Celebrity djs now require chauffeurs to whisk them from club to club. Decca Aitkenhead, our woman in the BMW looking for the M66, reports
It's every starry-eyed clubber's fantasy. Sweep in with the celebrity DJ, swank about - making sure all the groupies know you're With The DJ - lap up a wave of reflected glory, then whisk him off to the next club for more. Half the clubbers in the country would pay a fortune for the privilege and you're getting paid for it.

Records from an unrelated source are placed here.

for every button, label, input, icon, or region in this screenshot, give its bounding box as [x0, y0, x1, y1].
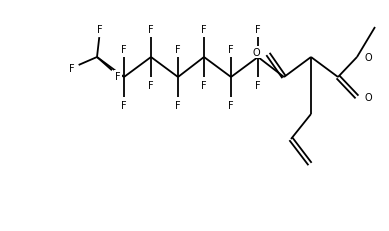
Text: F: F	[121, 100, 127, 110]
Text: F: F	[201, 81, 207, 91]
Text: F: F	[148, 81, 154, 91]
Text: F: F	[228, 45, 234, 55]
Text: F: F	[121, 45, 127, 55]
Text: O: O	[365, 53, 373, 63]
Text: O: O	[365, 93, 373, 103]
Text: F: F	[115, 71, 121, 81]
Text: F: F	[97, 25, 103, 35]
Text: F: F	[255, 81, 261, 91]
Text: O: O	[252, 48, 260, 58]
Text: F: F	[175, 45, 181, 55]
Text: F: F	[255, 25, 261, 35]
Text: F: F	[68, 64, 74, 74]
Text: F: F	[201, 25, 207, 35]
Text: F: F	[175, 100, 181, 110]
Text: F: F	[148, 25, 154, 35]
Text: F: F	[228, 100, 234, 110]
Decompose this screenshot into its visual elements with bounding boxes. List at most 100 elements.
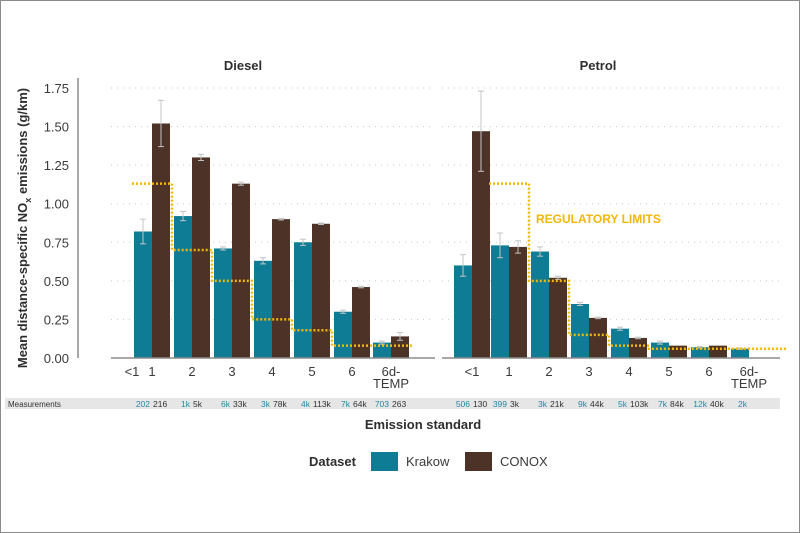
measurement-conox: 64k (353, 399, 367, 409)
y-tick-label: 0.25 (44, 312, 69, 327)
measurement-krakow: 3k (538, 399, 548, 409)
y-axis-label-part: emissions (g/km) (15, 88, 30, 198)
x-tick-label: 2 (545, 364, 552, 379)
bar-conox (232, 183, 250, 358)
bar-krakow (174, 216, 192, 358)
bar-krakow (454, 265, 472, 358)
y-axis-label-part: Mean distance-specific NO (15, 203, 30, 368)
x-tick-label: 6d- (382, 364, 401, 379)
bar-krakow (571, 304, 589, 358)
x-tick-label: TEMP (373, 376, 409, 391)
bar-conox (629, 337, 647, 358)
measurement-conox: 3k (510, 399, 520, 409)
x-tick-label: <1 (125, 364, 140, 379)
regulatory-limits-annotation: REGULATORY LIMITS (536, 212, 661, 226)
bar-conox (192, 157, 210, 358)
measurement-conox: 33k (233, 399, 247, 409)
y-tick-label: 1.75 (44, 81, 69, 96)
measurements-label: Measurements (8, 400, 61, 409)
bar-krakow (254, 260, 272, 358)
measurement-krakow: 703 (375, 399, 389, 409)
measurement-krakow: 6k (221, 399, 231, 409)
bar-krakow (294, 242, 312, 358)
y-tick-label: 0.50 (44, 274, 69, 289)
bar-krakow (691, 347, 709, 358)
measurement-krakow: 4k (301, 399, 311, 409)
measurement-krakow: 12k (693, 399, 707, 409)
bar-conox (391, 336, 409, 358)
measurements-band (5, 398, 780, 409)
bar-krakow (531, 251, 549, 358)
x-tick-label: 2 (188, 364, 195, 379)
panel-title-diesel: Diesel (224, 58, 262, 73)
measurement-krakow: 399 (493, 399, 507, 409)
measurement-krakow: 5k (618, 399, 628, 409)
measurement-krakow: 7k (341, 399, 351, 409)
x-tick-label: 6d- (740, 364, 759, 379)
y-tick-label: 1.00 (44, 197, 69, 212)
bar-krakow (651, 342, 669, 358)
bar-krakow (334, 311, 352, 358)
measurement-conox: 216 (153, 399, 167, 409)
x-tick-label: 4 (268, 364, 275, 379)
y-tick-label: 1.25 (44, 158, 69, 173)
x-tick-label: 5 (665, 364, 672, 379)
y-axis-label: Mean distance-specific NOx emissions (g/… (15, 88, 33, 368)
measurement-krakow: 202 (136, 399, 150, 409)
x-tick-label: 1 (148, 364, 155, 379)
measurement-conox: 21k (550, 399, 564, 409)
bar-krakow (214, 248, 232, 358)
measurement-krakow: 3k (261, 399, 271, 409)
y-tick-label: 0.00 (44, 351, 69, 366)
bar-conox (312, 223, 330, 358)
measurement-conox: 44k (590, 399, 604, 409)
x-tick-label: 4 (625, 364, 632, 379)
bar-conox (589, 317, 607, 358)
measurement-conox: 78k (273, 399, 287, 409)
x-tick-label: 3 (228, 364, 235, 379)
x-tick-label: 1 (505, 364, 512, 379)
measurement-conox: 40k (710, 399, 724, 409)
bar-krakow (134, 231, 152, 358)
measurement-conox: 103k (630, 399, 649, 409)
measurement-conox: 113k (313, 399, 332, 409)
legend-label-conox: CONOX (500, 454, 548, 469)
measurement-krakow: 9k (578, 399, 588, 409)
measurement-conox: 5k (193, 399, 203, 409)
panel-title-petrol: Petrol (580, 58, 617, 73)
bar-conox (352, 287, 370, 358)
measurement-krakow: 1k (181, 399, 191, 409)
x-axis-title: Emission standard (365, 417, 481, 432)
measurement-krakow: 7k (658, 399, 668, 409)
x-tick-label: 6 (348, 364, 355, 379)
bar-krakow (611, 328, 629, 358)
y-tick-label: 0.75 (44, 235, 69, 250)
bar-conox (272, 219, 290, 358)
bar-conox (509, 246, 527, 358)
y-tick-label: 1.50 (44, 120, 69, 135)
legend-swatch-conox (465, 452, 492, 471)
bar-krakow (491, 245, 509, 358)
bar-conox (152, 123, 170, 358)
measurement-conox: 84k (670, 399, 684, 409)
legend-swatch-krakow (371, 452, 398, 471)
bar-krakow (731, 348, 749, 358)
legend-title: Dataset (309, 454, 357, 469)
x-tick-label: 5 (308, 364, 315, 379)
measurement-krakow: 506 (456, 399, 470, 409)
x-tick-label: 6 (705, 364, 712, 379)
legend-label-krakow: Krakow (406, 454, 450, 469)
y-axis-label-subscript: x (23, 198, 33, 203)
x-tick-label: <1 (465, 364, 480, 379)
measurement-conox: 263 (392, 399, 406, 409)
regulatory-limit-line (132, 182, 413, 347)
regulatory-limit-line (489, 182, 787, 350)
bar-conox (472, 131, 490, 358)
x-tick-label: TEMP (731, 376, 767, 391)
x-tick-label: 3 (585, 364, 592, 379)
measurement-conox: 130 (473, 399, 487, 409)
measurement-krakow: 2k (738, 399, 748, 409)
bar-conox (549, 277, 567, 358)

Such is the lot of the DJ's driver. As the earnings of the DJ elite climb ever upwards (a two-hour set can cost more than pounds 1,500), and as demand drags them all over the country, a nocturnal industry of dedicated drivers is developing. Last month, the first specialist agency, Disc Drive, was set up in London to meet this growing demand for drivers willing to give up their weekend in return for a sizeable fee and a glittering cut of the kudos.

On a Saturday night in June, I set out on the ultimate driving experience; a tour of the north with one of clubland's biggest young names, Tall Paul Newman, and his new driver, Greg Spence.

"The bloody M66 is closed." On the fifth lap of Bury's one-way system the glamour of our expedition begins to ebb. The idea of ramming the cones and hoping for the best is only aborted thanks to timely directions from the local constabulary, and we arrive at Burnley's Club Expo, more by luck than judgement, in good time.

This is where you start to feel very smug. Bouncers styled like military policeman are pleasingly deferential, and usher us through a crowd of staring girls to a glass VIP bar above the dance floor. Free drinks with Jon Pleased Wimmin, superstar drag queen DJ, follow, while a sea of rapt faces gaze up at Paul. Greg, a computer consultant by day, is slightly disappointed by the arrange- ment: "This is no good for the groupie thing, stuck up here. I can hardly go down there and point up and tell the girls 'that's him I'm with', can I?"

The groupie thing is not to be underestimated. The girls have eyes only for the DJ and, in proper groupie fashion, the driver comes a happy second best. "I was chatting to these girls with a driver I had one time," says Paul, "and the next minute this girl's dragged him off to the toilet and given him a proper rogering. He was like a bloody Cheshire cat."

Our departure is delayed by a sweaty boy so excited to be shaking Paul's hand he's reluctant to let go. Greg and I bristle, all pleased self- importance, as we rescue our charge. "It is embarrassing," Paul laughs, "but you have to be nice. I can remember what it felt like, being like that, and having DJs just tell you to piss off."

At Sankey Soap, in Manchester, a young clubber is desperate to meet Paul, but also completely overcome by the prospect.

"Do you think" he blushes, "Tall might sign this for me?" He hands over a Mr Men book of Mr Tall. "Could you ask him to write 'happy birthday, Steve'?" I could, I decide, get quite into this fairy godmother role.

And then it's back in Greg's BMW, and over the Pennines for a 4-6am set at Gatecrashers in Sheffield, then a hotel. We won't be back in London until Sunday lunchtime. Greg will have earned pounds 150, plus expenses, but is it worth it?

"Are you kidding? I've driven for a fair few DJs, and it's always a really good night out. Sometimes you can feel a bit like Billy-no-mates, mind you, by yourself while they're playing, but you meet a lot of people, get to know all the promoters and the DJs, get in free everywhere, get treated like gold - and sometimes I'll even get away with saying I'm Judge Jules. Who wouldn't want to do it?"